North Minneapolis’s railroad-themed pizza joint may be about to leave the station.
The riverfront site of Broadway Bar & Pizza (2025 West River Road, Mpls., 612-529-7745, broadwaypizza.com) could turn into a seven-story affordable apartment building by 2021, if everything goes according to plan.
Developer Schafer Richardson submitted plans to the City Planning Commission for a 160-unit building overlooking the Mississippi that would replace the pizzeria built there in 1974.
But there’s no closing date just yet for the restaurant.
“We are still making pizza every day,” said Broadway Pizza CEO Jim Kruizenga. “It’s a work in progress, obviously, when you’re doing affordable housing. Everything is a process, and we’re in no big rush to leave.”
By his estimate, the change could happen by spring or summer of 2021.
“We’re very early in the process,” said Maureen Michalski, director of development for Schafer Richardson. “It does take time, as any affordable housing deal does.”

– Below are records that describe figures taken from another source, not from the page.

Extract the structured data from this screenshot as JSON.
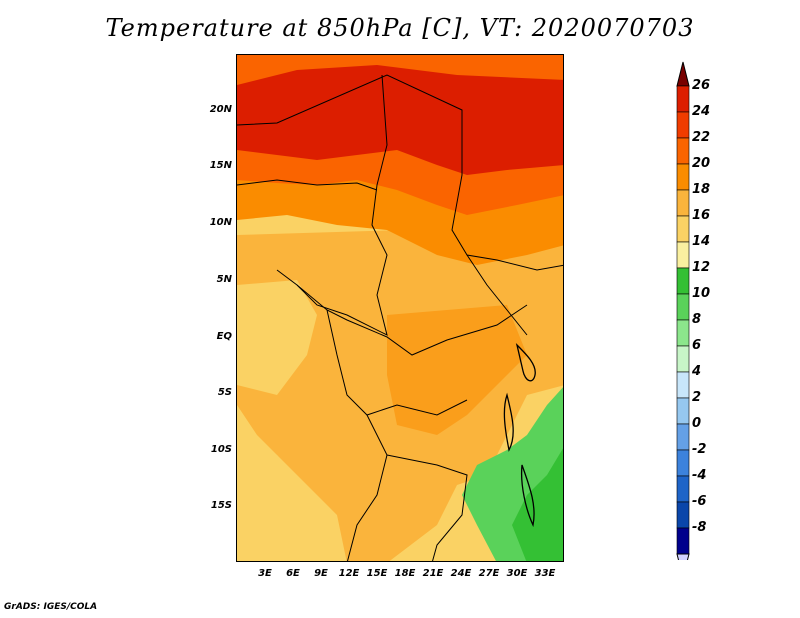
{
  "title": "Temperature at 850hPa [C], VT: 2020070703",
  "credit": "GrADS: IGES/COLA",
  "map": {
    "lat_labels": [
      "20N",
      "15N",
      "10N",
      "5N",
      "EQ",
      "5S",
      "10S",
      "15S"
    ],
    "lon_labels": [
      "3E",
      "6E",
      "9E",
      "12E",
      "15E",
      "18E",
      "21E",
      "24E",
      "27E",
      "30E",
      "33E"
    ]
  },
  "colorbar": {
    "labels": [
      "26",
      "24",
      "22",
      "20",
      "18",
      "16",
      "14",
      "12",
      "10",
      "8",
      "6",
      "4",
      "2",
      "0",
      "-2",
      "-4",
      "-6",
      "-8"
    ],
    "colors": [
      "#780000",
      "#dc1e00",
      "#f03c00",
      "#fa6400",
      "#fa8c00",
      "#fab43c",
      "#fad264",
      "#faf0a0",
      "#34c034",
      "#5ad25a",
      "#8ce68c",
      "#c8f5c8",
      "#c8e6fa",
      "#96c8f0",
      "#64a0e6",
      "#3c82dc",
      "#1e64c8",
      "#0a46aa",
      "#00008c",
      "#d2d2ff"
    ]
  }
}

Kruizenga and his business partners will remain owners of the hillside property with views of downtown Minneapolis.
“This site is the nexus between development along Broadway to the west toward Robbinsdale, and, if you go across the bridge to the east, a lot of things happening in Northeast,” Michalski said. “This feels like the focal point of all that activity in both directions.”
The property was last sold in 2001 for just over $1 million. As of 2018, Hennepin County property records show the estimated market value at approximately $1.4 million.

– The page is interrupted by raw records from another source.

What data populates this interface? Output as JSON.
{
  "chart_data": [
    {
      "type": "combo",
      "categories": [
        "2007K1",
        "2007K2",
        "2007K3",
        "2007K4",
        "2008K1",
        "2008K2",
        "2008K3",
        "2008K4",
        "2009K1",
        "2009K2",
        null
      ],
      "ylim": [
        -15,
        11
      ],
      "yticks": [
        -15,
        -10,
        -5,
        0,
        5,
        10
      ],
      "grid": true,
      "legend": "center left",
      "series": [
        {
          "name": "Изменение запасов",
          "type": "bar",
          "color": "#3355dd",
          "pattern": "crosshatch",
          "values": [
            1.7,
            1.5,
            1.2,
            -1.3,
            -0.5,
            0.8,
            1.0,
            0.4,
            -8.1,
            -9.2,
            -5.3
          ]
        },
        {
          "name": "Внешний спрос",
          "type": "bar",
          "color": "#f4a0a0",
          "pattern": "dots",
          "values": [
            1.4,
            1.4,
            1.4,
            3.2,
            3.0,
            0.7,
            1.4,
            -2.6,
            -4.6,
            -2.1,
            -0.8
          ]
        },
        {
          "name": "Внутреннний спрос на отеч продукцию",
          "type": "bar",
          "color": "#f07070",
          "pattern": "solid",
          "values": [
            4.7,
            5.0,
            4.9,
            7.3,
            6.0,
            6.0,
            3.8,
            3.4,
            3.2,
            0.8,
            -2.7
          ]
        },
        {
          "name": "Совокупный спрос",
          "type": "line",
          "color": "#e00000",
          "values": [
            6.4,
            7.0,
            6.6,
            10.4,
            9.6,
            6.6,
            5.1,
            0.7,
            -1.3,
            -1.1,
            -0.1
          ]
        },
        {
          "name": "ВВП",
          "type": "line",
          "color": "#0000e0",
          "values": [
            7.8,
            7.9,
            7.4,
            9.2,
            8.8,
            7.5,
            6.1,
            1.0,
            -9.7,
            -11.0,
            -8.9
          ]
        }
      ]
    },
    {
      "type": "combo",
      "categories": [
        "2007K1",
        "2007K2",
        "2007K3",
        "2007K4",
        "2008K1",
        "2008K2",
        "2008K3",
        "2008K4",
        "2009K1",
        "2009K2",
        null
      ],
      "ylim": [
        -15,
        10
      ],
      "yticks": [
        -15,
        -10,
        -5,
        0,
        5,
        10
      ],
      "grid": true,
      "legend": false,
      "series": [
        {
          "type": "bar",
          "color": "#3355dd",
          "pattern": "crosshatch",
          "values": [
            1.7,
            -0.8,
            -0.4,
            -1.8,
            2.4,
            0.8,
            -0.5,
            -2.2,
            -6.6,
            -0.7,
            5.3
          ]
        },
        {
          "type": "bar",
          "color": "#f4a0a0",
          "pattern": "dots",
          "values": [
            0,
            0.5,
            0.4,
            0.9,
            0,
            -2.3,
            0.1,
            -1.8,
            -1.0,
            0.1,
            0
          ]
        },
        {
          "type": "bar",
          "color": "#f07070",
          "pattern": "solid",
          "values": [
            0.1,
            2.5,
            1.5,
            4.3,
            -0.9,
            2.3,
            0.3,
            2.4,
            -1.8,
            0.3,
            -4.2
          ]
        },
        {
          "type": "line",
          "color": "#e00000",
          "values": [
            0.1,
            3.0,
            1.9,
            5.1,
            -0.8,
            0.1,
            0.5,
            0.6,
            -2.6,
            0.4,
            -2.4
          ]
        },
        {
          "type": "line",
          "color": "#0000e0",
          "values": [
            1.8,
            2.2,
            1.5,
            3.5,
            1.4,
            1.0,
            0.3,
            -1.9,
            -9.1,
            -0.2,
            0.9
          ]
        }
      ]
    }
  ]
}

“Everything has its time,” Kruizenga said. “It’s in a beautiful location, but the building is very old. It’s an extensive piece of property and we love it. I love it.”

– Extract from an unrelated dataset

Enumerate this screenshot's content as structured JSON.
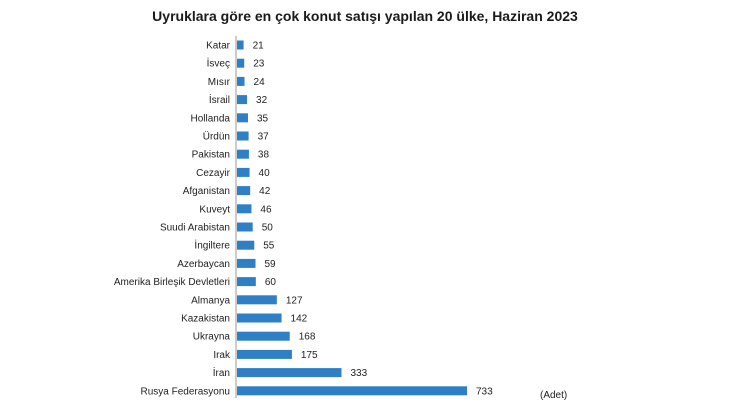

He has fielded a number of offers to develop condos there. “It’s too valuable a property to pass on to the next pizza maker, if you know what I mean,” he said.
Still, he was determined see the land go to affordable housing. “I really want to leave Broadway’s legacy in north Minneapolis. That is important to me, and it’s something the neighborhood can embrace and really want.”
The income limit for all units would be set at 60% of area median income, with the possibility of a further reduction to the income threshold depending on availability of Section 8 vouchers.
Broadway Pizza, a 14-restaurant local chain, began humbly at a nearby north Minneapolis location in 1961. Owner Eddie Peck relocated the first site to the current location over a decade later due to Interstate 94 construction. With its trademark caboose at the corner, the place became a “neighborhood icon,” Kruizenga said.
The new apartment building won’t be zoned for commercial use, and the caboose can’t stay, either. “We’re certainly going to try to preserve it and see if we can find a home for it,” he said.
Kruizenga said a new Broadway Pizza for north Minneapolis could be a consolation, if he can find the right spot.
In the meantime, consider this plenty of notice to make it back to the buffet before anything changes.
“I can tell you this wasn’t an easy decision,” he said.